In some embodiments, the heat conduction component 40 is a dummy die.

In some embodiments, the heat conduction component 40 is bonded to the electronic component 30 through the bonding layer 60.

In some embodiments, the substrate 50 is bonded to and electrically connected to the carrier structure 20 through the plurality of conductive components 70.

In some embodiments, the substrate 50 comprises the solder mask material 52m and at least one conductive trace 53a and a thickened conductive trace 53b disposed beneath the solder mask material 52m, and the enclosure 52 is composed of the thickened conductive trace 53b and the solder mask material 52m.

In some embodiments, the enclosure 52 may surround around the opening 51 continuously or separately.

In summary, in the electronic package and the manufacturing method thereof shown in this embodiment, the sealing component or die attach film covering the heat conduction component and the substrate will certainly form a tight seal with the top surface of the heat conduction component during molding process by the design of the top surface of the heat conduction component higher than the upper surface of the substrate disposed on the carrier structure.
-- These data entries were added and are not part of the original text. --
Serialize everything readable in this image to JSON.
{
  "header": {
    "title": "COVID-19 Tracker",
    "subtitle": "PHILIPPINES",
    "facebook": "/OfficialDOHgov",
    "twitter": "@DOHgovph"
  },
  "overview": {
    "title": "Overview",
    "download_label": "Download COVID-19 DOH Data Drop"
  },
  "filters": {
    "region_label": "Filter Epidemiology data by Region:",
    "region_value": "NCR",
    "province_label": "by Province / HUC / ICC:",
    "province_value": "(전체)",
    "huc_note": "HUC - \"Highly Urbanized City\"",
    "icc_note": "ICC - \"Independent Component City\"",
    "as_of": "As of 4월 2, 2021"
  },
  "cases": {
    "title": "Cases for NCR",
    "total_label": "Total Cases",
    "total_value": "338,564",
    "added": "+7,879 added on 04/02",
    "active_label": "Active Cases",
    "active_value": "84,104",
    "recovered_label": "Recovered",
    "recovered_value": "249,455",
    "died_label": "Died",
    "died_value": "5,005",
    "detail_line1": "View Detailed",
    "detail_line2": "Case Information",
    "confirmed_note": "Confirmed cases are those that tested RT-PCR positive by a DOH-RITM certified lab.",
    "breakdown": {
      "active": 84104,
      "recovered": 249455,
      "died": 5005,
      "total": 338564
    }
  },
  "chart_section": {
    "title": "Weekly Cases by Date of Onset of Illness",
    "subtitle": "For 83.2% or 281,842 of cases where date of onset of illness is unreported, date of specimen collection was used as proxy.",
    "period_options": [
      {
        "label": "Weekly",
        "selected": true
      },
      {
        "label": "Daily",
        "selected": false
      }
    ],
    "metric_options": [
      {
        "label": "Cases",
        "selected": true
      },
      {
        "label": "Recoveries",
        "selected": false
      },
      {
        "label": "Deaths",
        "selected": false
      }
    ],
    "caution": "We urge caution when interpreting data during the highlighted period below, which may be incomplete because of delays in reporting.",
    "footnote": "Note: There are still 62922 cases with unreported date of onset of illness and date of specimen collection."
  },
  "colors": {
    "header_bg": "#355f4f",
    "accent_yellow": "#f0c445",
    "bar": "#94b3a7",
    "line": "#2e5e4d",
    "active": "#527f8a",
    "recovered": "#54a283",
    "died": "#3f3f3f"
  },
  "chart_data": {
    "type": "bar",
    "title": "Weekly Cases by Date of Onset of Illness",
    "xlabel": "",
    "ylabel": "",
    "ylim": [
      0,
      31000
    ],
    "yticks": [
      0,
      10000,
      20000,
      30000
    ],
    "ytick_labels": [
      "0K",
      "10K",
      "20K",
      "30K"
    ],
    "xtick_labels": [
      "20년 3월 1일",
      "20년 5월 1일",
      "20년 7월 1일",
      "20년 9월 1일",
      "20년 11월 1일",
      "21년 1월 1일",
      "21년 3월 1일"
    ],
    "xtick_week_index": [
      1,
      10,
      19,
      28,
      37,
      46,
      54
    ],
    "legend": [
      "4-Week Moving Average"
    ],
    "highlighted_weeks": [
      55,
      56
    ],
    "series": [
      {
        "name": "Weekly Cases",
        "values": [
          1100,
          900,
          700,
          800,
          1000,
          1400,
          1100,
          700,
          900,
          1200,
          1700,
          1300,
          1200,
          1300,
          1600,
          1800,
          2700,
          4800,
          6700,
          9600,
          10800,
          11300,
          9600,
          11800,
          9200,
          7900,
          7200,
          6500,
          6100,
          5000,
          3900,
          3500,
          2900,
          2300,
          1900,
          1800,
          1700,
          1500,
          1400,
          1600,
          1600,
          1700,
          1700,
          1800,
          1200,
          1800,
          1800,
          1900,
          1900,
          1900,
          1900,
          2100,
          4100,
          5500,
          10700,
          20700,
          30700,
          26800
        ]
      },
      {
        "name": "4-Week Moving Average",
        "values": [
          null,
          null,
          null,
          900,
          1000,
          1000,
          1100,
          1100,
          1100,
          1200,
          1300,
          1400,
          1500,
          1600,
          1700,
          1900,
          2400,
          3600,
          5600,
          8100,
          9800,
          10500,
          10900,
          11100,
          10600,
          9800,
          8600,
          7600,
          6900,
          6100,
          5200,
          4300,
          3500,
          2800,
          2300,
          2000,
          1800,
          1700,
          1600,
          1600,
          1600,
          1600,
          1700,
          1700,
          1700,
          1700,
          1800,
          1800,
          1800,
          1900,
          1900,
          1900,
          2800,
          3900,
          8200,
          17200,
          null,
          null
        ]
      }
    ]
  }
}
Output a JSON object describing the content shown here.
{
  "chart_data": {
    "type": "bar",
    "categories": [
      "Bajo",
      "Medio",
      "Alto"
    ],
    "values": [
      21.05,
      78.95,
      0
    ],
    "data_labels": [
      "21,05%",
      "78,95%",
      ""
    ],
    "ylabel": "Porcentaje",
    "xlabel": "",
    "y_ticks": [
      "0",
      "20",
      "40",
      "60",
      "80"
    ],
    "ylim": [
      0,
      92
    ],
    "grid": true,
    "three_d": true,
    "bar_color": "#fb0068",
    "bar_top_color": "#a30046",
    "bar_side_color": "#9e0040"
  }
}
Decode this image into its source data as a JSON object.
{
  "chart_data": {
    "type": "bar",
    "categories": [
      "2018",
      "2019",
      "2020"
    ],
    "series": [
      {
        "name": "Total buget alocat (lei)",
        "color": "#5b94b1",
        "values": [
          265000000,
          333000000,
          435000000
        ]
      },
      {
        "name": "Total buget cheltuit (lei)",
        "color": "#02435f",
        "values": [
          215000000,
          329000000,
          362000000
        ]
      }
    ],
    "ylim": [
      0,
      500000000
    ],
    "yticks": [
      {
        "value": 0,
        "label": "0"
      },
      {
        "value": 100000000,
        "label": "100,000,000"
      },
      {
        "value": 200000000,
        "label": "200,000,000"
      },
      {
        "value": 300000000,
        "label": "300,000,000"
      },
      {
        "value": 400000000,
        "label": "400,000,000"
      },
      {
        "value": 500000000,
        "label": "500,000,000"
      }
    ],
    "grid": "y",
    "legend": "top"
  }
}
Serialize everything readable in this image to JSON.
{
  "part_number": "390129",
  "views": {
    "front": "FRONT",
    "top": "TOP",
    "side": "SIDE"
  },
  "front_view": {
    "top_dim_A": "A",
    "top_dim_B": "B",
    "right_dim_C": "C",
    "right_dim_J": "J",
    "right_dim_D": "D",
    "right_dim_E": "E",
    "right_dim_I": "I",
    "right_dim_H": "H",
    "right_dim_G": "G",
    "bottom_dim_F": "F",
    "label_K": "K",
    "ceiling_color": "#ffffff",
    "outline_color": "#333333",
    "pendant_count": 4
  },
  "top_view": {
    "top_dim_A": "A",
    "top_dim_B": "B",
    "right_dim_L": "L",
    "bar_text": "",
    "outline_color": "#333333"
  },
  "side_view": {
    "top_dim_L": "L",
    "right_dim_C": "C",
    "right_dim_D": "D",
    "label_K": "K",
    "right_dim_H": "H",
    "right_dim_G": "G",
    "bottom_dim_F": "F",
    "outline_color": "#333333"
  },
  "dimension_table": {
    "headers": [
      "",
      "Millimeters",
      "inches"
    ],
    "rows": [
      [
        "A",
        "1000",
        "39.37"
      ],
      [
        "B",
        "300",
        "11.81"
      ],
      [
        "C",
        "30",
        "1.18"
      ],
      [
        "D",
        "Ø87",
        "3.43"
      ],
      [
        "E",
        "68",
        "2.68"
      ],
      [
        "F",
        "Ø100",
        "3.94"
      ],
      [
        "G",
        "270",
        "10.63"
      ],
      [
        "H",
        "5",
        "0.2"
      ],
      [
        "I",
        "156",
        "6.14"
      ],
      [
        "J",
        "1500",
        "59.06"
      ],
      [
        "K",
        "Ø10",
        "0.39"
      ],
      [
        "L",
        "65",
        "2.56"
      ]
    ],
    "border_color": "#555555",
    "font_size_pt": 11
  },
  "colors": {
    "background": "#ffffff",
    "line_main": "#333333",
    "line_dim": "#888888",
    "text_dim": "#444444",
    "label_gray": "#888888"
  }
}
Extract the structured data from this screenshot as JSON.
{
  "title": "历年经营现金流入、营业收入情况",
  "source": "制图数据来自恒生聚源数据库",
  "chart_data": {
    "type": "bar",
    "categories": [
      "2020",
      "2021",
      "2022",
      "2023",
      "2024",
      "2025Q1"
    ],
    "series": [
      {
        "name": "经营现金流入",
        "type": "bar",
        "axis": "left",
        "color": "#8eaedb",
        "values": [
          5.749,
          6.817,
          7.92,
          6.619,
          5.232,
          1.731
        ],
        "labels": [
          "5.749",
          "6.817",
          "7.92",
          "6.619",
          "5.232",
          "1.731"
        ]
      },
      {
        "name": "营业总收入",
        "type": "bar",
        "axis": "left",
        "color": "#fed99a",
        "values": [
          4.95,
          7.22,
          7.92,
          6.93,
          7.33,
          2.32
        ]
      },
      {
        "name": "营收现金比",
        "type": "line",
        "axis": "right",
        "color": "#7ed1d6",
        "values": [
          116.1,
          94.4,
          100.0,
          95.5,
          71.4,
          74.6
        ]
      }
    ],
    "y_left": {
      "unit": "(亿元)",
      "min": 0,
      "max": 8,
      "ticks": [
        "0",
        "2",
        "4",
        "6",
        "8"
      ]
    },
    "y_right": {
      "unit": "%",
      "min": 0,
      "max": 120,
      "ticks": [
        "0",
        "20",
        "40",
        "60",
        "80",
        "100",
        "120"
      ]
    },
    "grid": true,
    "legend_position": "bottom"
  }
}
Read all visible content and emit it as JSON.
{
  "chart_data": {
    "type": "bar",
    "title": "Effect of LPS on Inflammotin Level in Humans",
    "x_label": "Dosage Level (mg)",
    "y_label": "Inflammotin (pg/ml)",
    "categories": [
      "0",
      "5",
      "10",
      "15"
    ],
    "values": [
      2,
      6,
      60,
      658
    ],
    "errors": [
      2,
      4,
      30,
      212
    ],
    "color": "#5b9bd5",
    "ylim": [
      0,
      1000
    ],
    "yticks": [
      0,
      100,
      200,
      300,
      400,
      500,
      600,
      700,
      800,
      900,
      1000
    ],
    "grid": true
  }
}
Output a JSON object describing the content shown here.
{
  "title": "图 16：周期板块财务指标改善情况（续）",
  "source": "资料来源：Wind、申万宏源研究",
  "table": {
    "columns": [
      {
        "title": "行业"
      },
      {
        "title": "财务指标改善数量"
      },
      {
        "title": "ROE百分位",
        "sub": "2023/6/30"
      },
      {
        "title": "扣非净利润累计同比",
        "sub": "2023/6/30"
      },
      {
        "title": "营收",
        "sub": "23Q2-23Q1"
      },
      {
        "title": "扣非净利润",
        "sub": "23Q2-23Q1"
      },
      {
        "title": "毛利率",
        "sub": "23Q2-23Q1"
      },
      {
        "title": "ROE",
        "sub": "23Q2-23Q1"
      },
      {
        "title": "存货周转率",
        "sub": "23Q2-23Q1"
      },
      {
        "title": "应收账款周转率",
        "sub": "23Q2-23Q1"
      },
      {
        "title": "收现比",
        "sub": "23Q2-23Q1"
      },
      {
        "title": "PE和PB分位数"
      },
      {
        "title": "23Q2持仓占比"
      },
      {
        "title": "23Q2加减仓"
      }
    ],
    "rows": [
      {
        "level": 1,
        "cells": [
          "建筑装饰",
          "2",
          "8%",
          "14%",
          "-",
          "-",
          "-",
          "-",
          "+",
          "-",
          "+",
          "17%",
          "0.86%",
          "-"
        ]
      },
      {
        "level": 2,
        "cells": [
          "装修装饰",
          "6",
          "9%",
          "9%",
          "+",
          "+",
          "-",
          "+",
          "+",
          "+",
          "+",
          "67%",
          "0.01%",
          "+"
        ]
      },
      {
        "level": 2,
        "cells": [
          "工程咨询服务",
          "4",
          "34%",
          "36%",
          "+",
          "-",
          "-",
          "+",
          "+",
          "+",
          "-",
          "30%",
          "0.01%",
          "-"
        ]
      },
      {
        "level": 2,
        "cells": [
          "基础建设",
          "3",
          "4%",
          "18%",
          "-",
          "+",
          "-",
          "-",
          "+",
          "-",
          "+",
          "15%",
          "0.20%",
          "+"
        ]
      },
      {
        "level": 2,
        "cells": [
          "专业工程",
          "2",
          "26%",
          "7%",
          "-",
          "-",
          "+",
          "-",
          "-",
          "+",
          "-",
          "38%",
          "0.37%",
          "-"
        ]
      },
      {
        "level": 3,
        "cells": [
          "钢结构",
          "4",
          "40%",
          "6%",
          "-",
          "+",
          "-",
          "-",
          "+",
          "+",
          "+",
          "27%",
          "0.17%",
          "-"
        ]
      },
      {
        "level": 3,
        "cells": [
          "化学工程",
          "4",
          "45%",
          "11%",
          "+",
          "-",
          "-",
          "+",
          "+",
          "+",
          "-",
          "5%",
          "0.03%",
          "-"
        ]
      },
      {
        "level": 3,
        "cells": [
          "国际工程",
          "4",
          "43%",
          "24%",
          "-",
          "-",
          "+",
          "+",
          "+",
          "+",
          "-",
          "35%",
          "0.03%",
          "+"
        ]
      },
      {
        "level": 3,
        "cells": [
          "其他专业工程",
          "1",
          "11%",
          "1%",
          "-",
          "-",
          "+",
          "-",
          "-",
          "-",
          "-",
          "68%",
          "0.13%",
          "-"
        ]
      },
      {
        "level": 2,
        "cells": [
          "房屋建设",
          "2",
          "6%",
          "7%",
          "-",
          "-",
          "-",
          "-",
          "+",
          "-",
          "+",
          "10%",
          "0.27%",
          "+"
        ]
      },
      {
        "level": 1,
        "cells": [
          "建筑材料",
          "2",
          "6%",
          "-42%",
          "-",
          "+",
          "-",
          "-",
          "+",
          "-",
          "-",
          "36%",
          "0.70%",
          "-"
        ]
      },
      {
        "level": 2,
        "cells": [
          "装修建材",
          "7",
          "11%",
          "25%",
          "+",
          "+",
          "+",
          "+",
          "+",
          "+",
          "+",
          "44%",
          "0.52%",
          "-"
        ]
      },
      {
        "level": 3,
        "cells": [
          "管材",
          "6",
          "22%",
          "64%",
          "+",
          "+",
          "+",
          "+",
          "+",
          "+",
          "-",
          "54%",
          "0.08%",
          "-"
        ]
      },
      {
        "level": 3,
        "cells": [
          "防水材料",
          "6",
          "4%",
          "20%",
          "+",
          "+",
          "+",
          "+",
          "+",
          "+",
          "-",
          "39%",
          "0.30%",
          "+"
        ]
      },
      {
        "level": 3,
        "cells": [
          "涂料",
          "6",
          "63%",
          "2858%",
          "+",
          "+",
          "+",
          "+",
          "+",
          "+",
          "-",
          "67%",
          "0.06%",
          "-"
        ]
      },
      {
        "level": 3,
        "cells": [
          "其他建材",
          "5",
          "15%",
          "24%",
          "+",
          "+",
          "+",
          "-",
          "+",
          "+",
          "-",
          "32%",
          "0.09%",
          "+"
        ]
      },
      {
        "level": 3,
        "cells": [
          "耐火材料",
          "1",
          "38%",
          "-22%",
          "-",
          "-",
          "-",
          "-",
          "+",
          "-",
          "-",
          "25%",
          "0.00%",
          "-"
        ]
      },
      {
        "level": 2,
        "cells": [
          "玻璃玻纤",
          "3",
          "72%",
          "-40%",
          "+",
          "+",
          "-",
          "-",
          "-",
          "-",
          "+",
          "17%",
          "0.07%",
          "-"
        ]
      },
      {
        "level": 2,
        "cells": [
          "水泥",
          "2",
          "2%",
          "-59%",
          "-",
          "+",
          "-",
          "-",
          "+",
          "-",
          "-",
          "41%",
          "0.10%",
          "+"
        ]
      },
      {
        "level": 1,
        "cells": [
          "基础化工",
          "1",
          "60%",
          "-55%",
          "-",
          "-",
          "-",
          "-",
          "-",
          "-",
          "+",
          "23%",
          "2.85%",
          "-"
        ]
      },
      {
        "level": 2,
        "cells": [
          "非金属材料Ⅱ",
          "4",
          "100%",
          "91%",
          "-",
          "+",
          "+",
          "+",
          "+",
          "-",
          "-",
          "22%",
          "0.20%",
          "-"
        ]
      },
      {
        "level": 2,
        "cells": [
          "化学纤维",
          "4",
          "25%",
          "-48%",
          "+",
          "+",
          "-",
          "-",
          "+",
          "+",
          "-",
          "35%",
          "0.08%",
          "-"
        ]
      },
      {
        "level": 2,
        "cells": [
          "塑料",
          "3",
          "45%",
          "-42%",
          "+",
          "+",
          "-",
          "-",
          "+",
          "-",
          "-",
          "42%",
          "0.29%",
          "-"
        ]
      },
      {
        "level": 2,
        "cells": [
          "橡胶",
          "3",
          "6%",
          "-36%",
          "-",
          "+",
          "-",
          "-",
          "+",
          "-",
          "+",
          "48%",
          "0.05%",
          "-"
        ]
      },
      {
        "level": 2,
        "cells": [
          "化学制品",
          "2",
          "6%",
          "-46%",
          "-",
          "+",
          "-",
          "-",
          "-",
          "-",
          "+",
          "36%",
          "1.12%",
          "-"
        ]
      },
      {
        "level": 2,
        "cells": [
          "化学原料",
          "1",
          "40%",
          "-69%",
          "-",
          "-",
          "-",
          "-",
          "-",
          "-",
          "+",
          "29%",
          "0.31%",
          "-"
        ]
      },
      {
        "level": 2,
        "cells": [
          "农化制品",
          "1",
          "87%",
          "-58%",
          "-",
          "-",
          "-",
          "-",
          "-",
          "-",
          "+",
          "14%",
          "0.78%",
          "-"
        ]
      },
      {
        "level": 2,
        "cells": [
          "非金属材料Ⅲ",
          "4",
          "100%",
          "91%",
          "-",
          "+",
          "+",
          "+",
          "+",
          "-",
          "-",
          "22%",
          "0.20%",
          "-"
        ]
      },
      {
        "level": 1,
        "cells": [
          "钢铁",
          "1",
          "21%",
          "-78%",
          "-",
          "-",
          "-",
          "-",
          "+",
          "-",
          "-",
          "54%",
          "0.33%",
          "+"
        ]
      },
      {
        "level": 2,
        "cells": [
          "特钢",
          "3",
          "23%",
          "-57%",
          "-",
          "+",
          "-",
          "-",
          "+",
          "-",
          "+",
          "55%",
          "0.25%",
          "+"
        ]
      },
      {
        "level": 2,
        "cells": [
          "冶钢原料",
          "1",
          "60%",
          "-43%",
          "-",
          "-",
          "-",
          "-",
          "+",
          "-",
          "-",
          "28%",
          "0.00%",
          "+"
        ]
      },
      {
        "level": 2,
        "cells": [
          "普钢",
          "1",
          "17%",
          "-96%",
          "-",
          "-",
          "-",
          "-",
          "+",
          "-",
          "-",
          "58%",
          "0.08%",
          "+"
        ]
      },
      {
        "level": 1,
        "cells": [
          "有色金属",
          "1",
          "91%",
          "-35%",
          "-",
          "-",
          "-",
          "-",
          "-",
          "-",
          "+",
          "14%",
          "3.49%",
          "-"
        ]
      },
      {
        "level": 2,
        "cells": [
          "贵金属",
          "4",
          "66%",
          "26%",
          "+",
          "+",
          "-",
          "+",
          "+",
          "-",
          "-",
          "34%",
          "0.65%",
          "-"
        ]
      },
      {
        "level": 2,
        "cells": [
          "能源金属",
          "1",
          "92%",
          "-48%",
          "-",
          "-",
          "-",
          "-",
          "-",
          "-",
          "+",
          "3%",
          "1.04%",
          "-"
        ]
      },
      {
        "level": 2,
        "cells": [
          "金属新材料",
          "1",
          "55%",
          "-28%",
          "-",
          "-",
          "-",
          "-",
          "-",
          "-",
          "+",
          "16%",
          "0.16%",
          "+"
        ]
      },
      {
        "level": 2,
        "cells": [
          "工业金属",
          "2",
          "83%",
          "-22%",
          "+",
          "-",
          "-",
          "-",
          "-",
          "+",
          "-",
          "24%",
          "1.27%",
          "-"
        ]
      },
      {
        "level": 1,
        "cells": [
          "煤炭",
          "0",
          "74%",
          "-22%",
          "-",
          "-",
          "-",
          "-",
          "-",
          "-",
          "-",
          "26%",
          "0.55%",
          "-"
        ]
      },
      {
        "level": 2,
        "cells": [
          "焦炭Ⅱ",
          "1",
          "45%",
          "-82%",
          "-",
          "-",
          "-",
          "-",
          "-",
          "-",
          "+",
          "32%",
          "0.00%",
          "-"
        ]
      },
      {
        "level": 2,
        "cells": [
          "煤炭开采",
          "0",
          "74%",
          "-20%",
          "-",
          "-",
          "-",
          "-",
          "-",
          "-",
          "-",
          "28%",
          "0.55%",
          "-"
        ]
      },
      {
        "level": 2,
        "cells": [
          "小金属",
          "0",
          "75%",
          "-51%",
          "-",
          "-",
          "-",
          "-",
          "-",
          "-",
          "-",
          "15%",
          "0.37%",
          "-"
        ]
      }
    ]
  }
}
Therefore, the encapsulant used to form the encapsulating material overflowing to the top surface of the heat conduction component and the area of the top surface of the heat conduction component contacting air being reduced can be avoided. In addition, poor electrical contact caused by the encapsulant overflowing to the top surface of the substrate and covering the electrical contacts located on the top surface of the substrate can be prevented by forming the enclosure around the opening of the substrate. Therefore, failures of the electronic package due to poor heat dissipation or poor electrical contact can be avoided, thereby the reliability of the electronic package can be improved.

The above embodiments are set forth to illustrate the principles of the present disclosure, and should not be interpreted as to limit the present disclosure. The above embodiments can be modified by one of ordinary skill in the art without departing from the scope of the present disclosure as defined in the appended claims. Therefore, the scope of protection of the right of the present disclosure should be listed as the following appended claims.